Gretchen Rubin had an epiphany one rainy afternoon in the unlikeliest of places: a city bus. "The days are long, but the years are short," she realized. "Time is passing, and I'm not focusing enough on the things that really matter." In that moment, she decided to dedicate a year to her happiness project.
In this lively and compelling account of that year, Rubin carves out her place alongside the authors of bestselling memoirs such as Julie and Julia, The Year of Living Biblically, and Eat, Pray, Love. With humor and insight, she chronicles her adventures during the twelve months she spent test-driving the wisdom of the ages, current scientific research, and lessons from popular culture about how to be happier.

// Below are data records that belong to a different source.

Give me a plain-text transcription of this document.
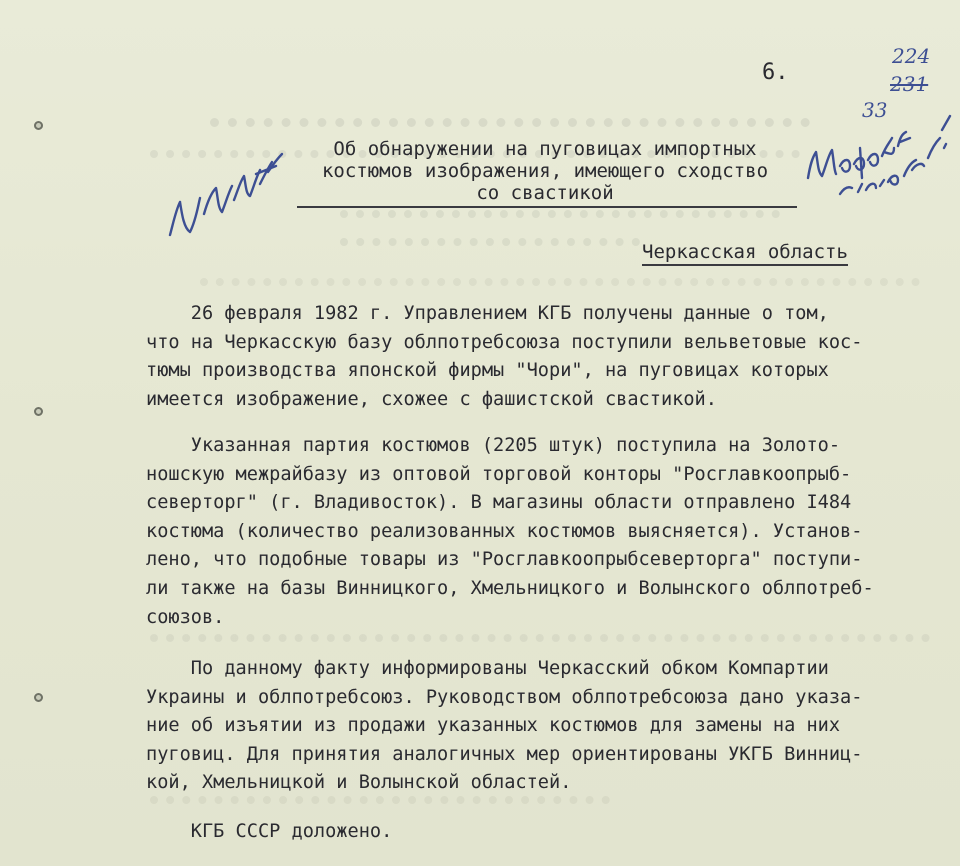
6.
224
231
33
Об обнаружении на пуговицах импортных
костюмов изображения, имеющего сходство
со свастикой
Черкасская область
26 февраля 1982 г. Управлением КГБ получены данные о том,
что на Черкасскую базу облпотребсоюза поступили вельветовые кос-
тюмы производства японской фирмы "Чори", на пуговицах которых
имеется изображение, схожее с фашистской свастикой.
Указанная партия костюмов (2205 штук) поступила на Золото-
ношскую межрайбазу из оптовой торговой конторы "Росглавкоопрыб-
северторг" (г. Владивосток). В магазины области отправлено I484
костюма (количество реализованных костюмов выясняется). Установ-
лено, что подобные товары из "Росглавкоопрыбсеверторга" поступи-
ли также на базы Винницкого, Хмельницкого и Волынского облпотреб-
союзов.
По данному факту информированы Черкасский обком Компартии
Украины и облпотребсоюз. Руководством облпотребсоюза дано указа-
ние об изъятии из продажи указанных костюмов для замены на них
пуговиц. Для принятия аналогичных мер ориентированы УКГБ Винниц-
кой, Хмельницкой и Волынской областей.
КГБ СССР доложено.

Rubin didn't have the option to uproot herself, nor did she really want to; instead she focused on improving her life as it was. Each month she tackled a new set of resolutions: give proofs of love, ask for help, find more fun, keep a gratitude notebook, forget about results. She immersed herself in principles set forth by all manner of experts, from Epicurus to Thoreau to Oprah to Martin Seligman to the Dalai Lama to see what worked for her--and what didn't.
Her conclusions are sometimes surprising--she finds that money can buy happiness, when spent wisely; that novelty and challenge are powerful sources of happiness; that "treating" yourself can make you feel worse; that venting bad feelings doesn't relieve them; that the very smallest of changes can make the biggest difference--and they range from the practical to the profound.
Written with charm and wit, The Happiness Project is illuminating yet entertaining, thought-provoking yet compulsively readable. Grethen Rubin's passion for her subject jumps off the page, and reading just a few chapters of this book will inspire you to start your own happiness project.
This book is everything--funny, thought-provoking, and inspirational. The last line of the book jacket is totally true. A couple pages into the first chapter, I had already started a list of things I wanted to do, mostly centered on cleaning clutter from my house or starting artistic projects. Rubin's experiences are invigorating! Because she writes so honestly and simply, she makes her readers believe we can affect our happiness as well.
The wisdom that stuck out to me the most was the idea of happiness as a duty. It's true that happiness seems a bit self-centered. Why should I put so much effort into making myself feel better? But Rubin shows, time after time, that our happiness directly affects others. Emotional transference occurs, definitely, but happy people are also more likely to be charitable and kind. It's hokey, but being happy really can change the world.
It also resonated with me that Rubin wasn't looking to change her life. She wanted to appreciate what she had. It is so easy to get bogged down in stress that we fail to see the little bits of beauty and joy that are a part of every day. Taking the time to slow down and enjoy life is a lesson I know I could learn.
I loved this book, and I anticipate it will be a book I reread multiple times over the years so I can re-learn her words of wisdom.
Five out of five bluebirds.
Release Date: December 2008
Reading Level: Grade 7+
Where In Dunlap Public Library's Collection: Not currently part of Dunlap's collection.